La reserva está comprendida dentro de la provincia fitogeográfica Altoandina. Al tratarse de un ecosistema de extrema elevación y bajas precipitaciones, que lo torna un clima muy riguroso, la biodiversidad es baja. Sin embargo, las especies animales y vegetales que allí habitan son de particular interés, demostrando notables adaptaciones a la vida de altura y concentrándose hacia las partes más bajas del parque.

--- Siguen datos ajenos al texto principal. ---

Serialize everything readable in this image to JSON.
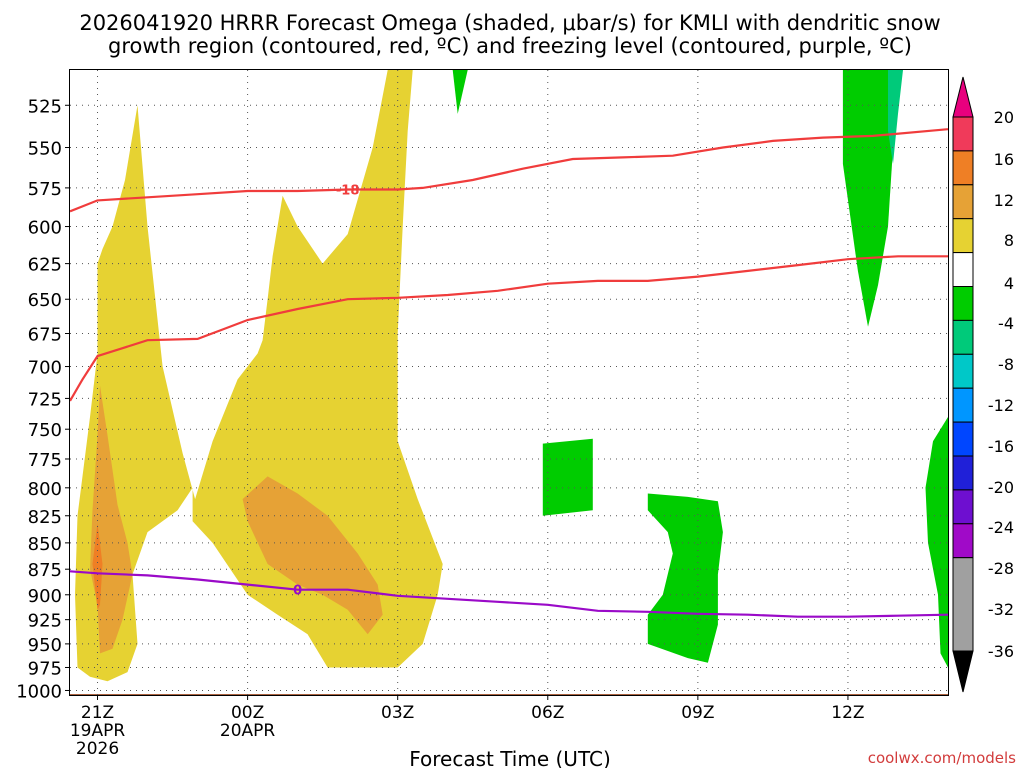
{
  "title_line1": "2026041920 HRRR Forecast Omega (shaded, μbar/s) for KMLI with dendritic snow",
  "title_line2": "growth region (contoured, red, ºC) and freezing level (contoured, purple, ºC)",
  "credit": "coolwx.com/models",
  "chart_data": {
    "type": "area",
    "xlabel": "Forecast Time (UTC)",
    "x_ticks": [
      {
        "hour": 21,
        "label": "21Z",
        "sub1": "19APR",
        "sub2": "2026"
      },
      {
        "hour": 24,
        "label": "00Z",
        "sub1": "20APR",
        "sub2": ""
      },
      {
        "hour": 27,
        "label": "03Z",
        "sub1": "",
        "sub2": ""
      },
      {
        "hour": 30,
        "label": "06Z",
        "sub1": "",
        "sub2": ""
      },
      {
        "hour": 33,
        "label": "09Z",
        "sub1": "",
        "sub2": ""
      },
      {
        "hour": 36,
        "label": "12Z",
        "sub1": "",
        "sub2": ""
      }
    ],
    "xlim": [
      20.45,
      38.0
    ],
    "ylabel": "",
    "y_ticks": [
      525,
      550,
      575,
      600,
      625,
      650,
      675,
      700,
      725,
      750,
      775,
      800,
      825,
      850,
      875,
      900,
      925,
      950,
      975,
      1000
    ],
    "y_scale": "log-pressure (inverted)",
    "ylim": [
      1005,
      505
    ],
    "grid": true,
    "colorbar": {
      "labels": [
        "20",
        "16",
        "12",
        "8",
        "4",
        "-4",
        "-8",
        "-12",
        "-16",
        "-20",
        "-24",
        "-28",
        "-32",
        "-36"
      ],
      "colors": [
        "#f03a5a",
        "#ef7f25",
        "#e6a236",
        "#e6d232",
        "#ffffff",
        "#00cc00",
        "#00ca7a",
        "#00c8c8",
        "#0096ff",
        "#0046ff",
        "#2020d8",
        "#6e0fd0",
        "#a00ac8",
        "#a0a0a0"
      ],
      "top_color": "#e8007e",
      "bottom_color": "#000000"
    },
    "shaded_regions": [
      {
        "class": "4",
        "color": "#e6d232",
        "points": [
          [
            20.6,
            975
          ],
          [
            20.55,
            900
          ],
          [
            20.6,
            825
          ],
          [
            20.85,
            740
          ],
          [
            21.0,
            690
          ],
          [
            21.0,
            625
          ],
          [
            21.1,
            615
          ],
          [
            21.3,
            600
          ],
          [
            21.55,
            570
          ],
          [
            21.8,
            525
          ],
          [
            22.0,
            600
          ],
          [
            22.3,
            700
          ],
          [
            22.7,
            770
          ],
          [
            22.95,
            810
          ],
          [
            23.3,
            760
          ],
          [
            23.8,
            710
          ],
          [
            24.2,
            690
          ],
          [
            24.3,
            680
          ],
          [
            24.4,
            650
          ],
          [
            24.5,
            620
          ],
          [
            24.7,
            580
          ],
          [
            25.0,
            600
          ],
          [
            25.5,
            625
          ],
          [
            26.0,
            605
          ],
          [
            26.5,
            550
          ],
          [
            26.8,
            505
          ],
          [
            27.3,
            505
          ],
          [
            27.2,
            540
          ],
          [
            27.1,
            600
          ],
          [
            27.0,
            675
          ],
          [
            27.0,
            760
          ],
          [
            27.4,
            810
          ],
          [
            27.9,
            870
          ],
          [
            27.8,
            900
          ],
          [
            27.5,
            950
          ],
          [
            27.0,
            975
          ],
          [
            25.6,
            975
          ],
          [
            25.2,
            940
          ],
          [
            24.6,
            920
          ],
          [
            24.0,
            900
          ],
          [
            23.3,
            850
          ],
          [
            22.9,
            830
          ],
          [
            22.9,
            800
          ],
          [
            22.6,
            820
          ],
          [
            22.0,
            840
          ],
          [
            21.7,
            880
          ],
          [
            21.8,
            950
          ],
          [
            21.6,
            980
          ],
          [
            21.2,
            990
          ],
          [
            20.85,
            985
          ]
        ]
      },
      {
        "class": "8",
        "color": "#e6a236",
        "points": [
          [
            21.0,
            910
          ],
          [
            20.85,
            875
          ],
          [
            20.9,
            820
          ],
          [
            21.0,
            755
          ],
          [
            21.05,
            715
          ],
          [
            21.2,
            755
          ],
          [
            21.4,
            815
          ],
          [
            21.6,
            850
          ],
          [
            21.7,
            880
          ],
          [
            21.5,
            925
          ],
          [
            21.3,
            955
          ],
          [
            21.05,
            960
          ]
        ]
      },
      {
        "class": "12",
        "color": "#ef7f25",
        "points": [
          [
            21.0,
            915
          ],
          [
            20.9,
            870
          ],
          [
            21.0,
            832
          ],
          [
            21.1,
            870
          ],
          [
            21.05,
            910
          ]
        ]
      },
      {
        "class": "8",
        "color": "#e6a236",
        "points": [
          [
            24.0,
            830
          ],
          [
            23.9,
            810
          ],
          [
            24.4,
            790
          ],
          [
            25.0,
            805
          ],
          [
            25.6,
            825
          ],
          [
            26.2,
            860
          ],
          [
            26.6,
            890
          ],
          [
            26.7,
            920
          ],
          [
            26.4,
            940
          ],
          [
            26.0,
            915
          ],
          [
            25.5,
            900
          ],
          [
            25.0,
            890
          ],
          [
            24.4,
            870
          ]
        ]
      },
      {
        "class": "-4",
        "color": "#00cc00",
        "points": [
          [
            35.9,
            505
          ],
          [
            37.0,
            505
          ],
          [
            36.8,
            600
          ],
          [
            36.6,
            640
          ],
          [
            36.4,
            670
          ],
          [
            36.2,
            630
          ],
          [
            35.9,
            560
          ]
        ]
      },
      {
        "class": "-8",
        "color": "#00ca7a",
        "points": [
          [
            36.8,
            505
          ],
          [
            37.1,
            505
          ],
          [
            37.0,
            530
          ],
          [
            36.9,
            560
          ],
          [
            36.8,
            540
          ]
        ]
      },
      {
        "class": "-4",
        "color": "#00cc00",
        "points": [
          [
            28.1,
            505
          ],
          [
            28.4,
            505
          ],
          [
            28.2,
            530
          ]
        ]
      },
      {
        "class": "-4",
        "color": "#00cc00",
        "points": [
          [
            29.9,
            762
          ],
          [
            30.9,
            758
          ],
          [
            30.9,
            820
          ],
          [
            29.9,
            825
          ]
        ]
      },
      {
        "class": "-4",
        "color": "#00cc00",
        "points": [
          [
            32.0,
            805
          ],
          [
            32.8,
            808
          ],
          [
            33.4,
            812
          ],
          [
            33.5,
            840
          ],
          [
            33.4,
            880
          ],
          [
            33.4,
            930
          ],
          [
            33.2,
            970
          ],
          [
            32.8,
            965
          ],
          [
            32.0,
            950
          ],
          [
            32.0,
            920
          ],
          [
            32.3,
            900
          ],
          [
            32.5,
            860
          ],
          [
            32.4,
            840
          ],
          [
            32.0,
            820
          ]
        ]
      },
      {
        "class": "-4",
        "color": "#00cc00",
        "points": [
          [
            38.0,
            740
          ],
          [
            37.7,
            760
          ],
          [
            37.55,
            800
          ],
          [
            37.6,
            850
          ],
          [
            37.8,
            900
          ],
          [
            37.85,
            960
          ],
          [
            38.0,
            975
          ]
        ]
      }
    ],
    "contours": [
      {
        "name": "dendritic growth (-12)",
        "color": "#f03c3c",
        "label": "",
        "points": [
          [
            20.45,
            727
          ],
          [
            20.7,
            710
          ],
          [
            21.0,
            692
          ],
          [
            21.5,
            686
          ],
          [
            22.0,
            680
          ],
          [
            23.0,
            679
          ],
          [
            23.5,
            672
          ],
          [
            24.0,
            665
          ],
          [
            25.0,
            657
          ],
          [
            26.0,
            650
          ],
          [
            27.0,
            649
          ],
          [
            28.0,
            647
          ],
          [
            29.0,
            644
          ],
          [
            30.0,
            639
          ],
          [
            31.0,
            637
          ],
          [
            32.0,
            637
          ],
          [
            33.0,
            634
          ],
          [
            34.0,
            630
          ],
          [
            35.0,
            626
          ],
          [
            36.0,
            622
          ],
          [
            37.0,
            620
          ],
          [
            38.0,
            620
          ]
        ]
      },
      {
        "name": "dendritic growth (-18)",
        "color": "#f03c3c",
        "label": "-18",
        "label_x": 26.0,
        "points": [
          [
            20.45,
            590
          ],
          [
            21.0,
            583
          ],
          [
            22.0,
            581
          ],
          [
            23.0,
            579
          ],
          [
            24.0,
            577
          ],
          [
            25.0,
            577
          ],
          [
            26.0,
            576
          ],
          [
            27.0,
            576
          ],
          [
            27.5,
            575
          ],
          [
            28.5,
            570
          ],
          [
            29.5,
            563
          ],
          [
            30.5,
            557
          ],
          [
            31.5,
            556
          ],
          [
            32.5,
            555
          ],
          [
            33.5,
            550
          ],
          [
            34.5,
            546
          ],
          [
            35.5,
            544
          ],
          [
            36.5,
            543
          ],
          [
            38.0,
            539
          ]
        ]
      },
      {
        "name": "freezing level (0)",
        "color": "#9a0ac8",
        "label": "0",
        "label_x": 25.0,
        "points": [
          [
            20.45,
            877
          ],
          [
            21.0,
            879
          ],
          [
            22.0,
            881
          ],
          [
            23.0,
            885
          ],
          [
            24.0,
            890
          ],
          [
            25.0,
            895
          ],
          [
            26.0,
            895
          ],
          [
            27.0,
            901
          ],
          [
            28.0,
            904
          ],
          [
            29.0,
            907
          ],
          [
            30.0,
            910
          ],
          [
            31.0,
            916
          ],
          [
            32.0,
            917
          ],
          [
            33.0,
            919
          ],
          [
            34.0,
            920
          ],
          [
            35.0,
            922
          ],
          [
            36.0,
            922
          ],
          [
            37.0,
            921
          ],
          [
            38.0,
            920
          ]
        ]
      }
    ],
    "terrain": {
      "color": "#a0522d",
      "pressure": 1004
    }
  }
}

La vegetación que predomina son los pastizales abiertos de altura de huecú y coirones con áreas limitadas de matorrales arbustivos bajos como la leña amarilla, la yareta y el cuerno de cabra. En general, la vegetación está adaptada a soportar bajas temperaturas, suelos pobres y las tormentas de nieve y viento, casi desapareciendo por encima de los 4000 m. Todo esto es lo que le da su aspecto achaparrado y de matas que crecen en cojín. Existen vegas donde se acumula agua y crece otro tipo de vegetación que soporta largos períodos de congelamiento del suelo.

Las especies animales más típicas son el cóndor, el águila mora, los ratones de montaña, la agachona y el zorro colorado, destacándose una especie de sapo y una de lagartija (lagarto cola de piche), ambas típicas de la montaña. Las vegas y arroyos son frecuentadas por chorlos, churrines y el pato del torrente, hábil nadador. Existen grandes manadas de guanacos acechadas por el puma, el mayor predador. Las liebres europeas son muy abundantes, siendo un animal exótico asilvestrado en la región.

Como una adaptación al clima frío, las especies animales son en general de tamaños grandes, que les evita la pérdida de calor del cuerpo. Los mamíferos poseen un pelaje suave y denso que los abriga. Otras especies, como guanacos, pumas y zorros tienen la capacidad de emigrar a regiones más bajas cuando el clima es adverso como las nevadas invernales; este es el caso del cóndor y el águila mora. Los ratones de montaña que no pueden viajar largos trayectos, se refugian en sus cuevas durante el invierno.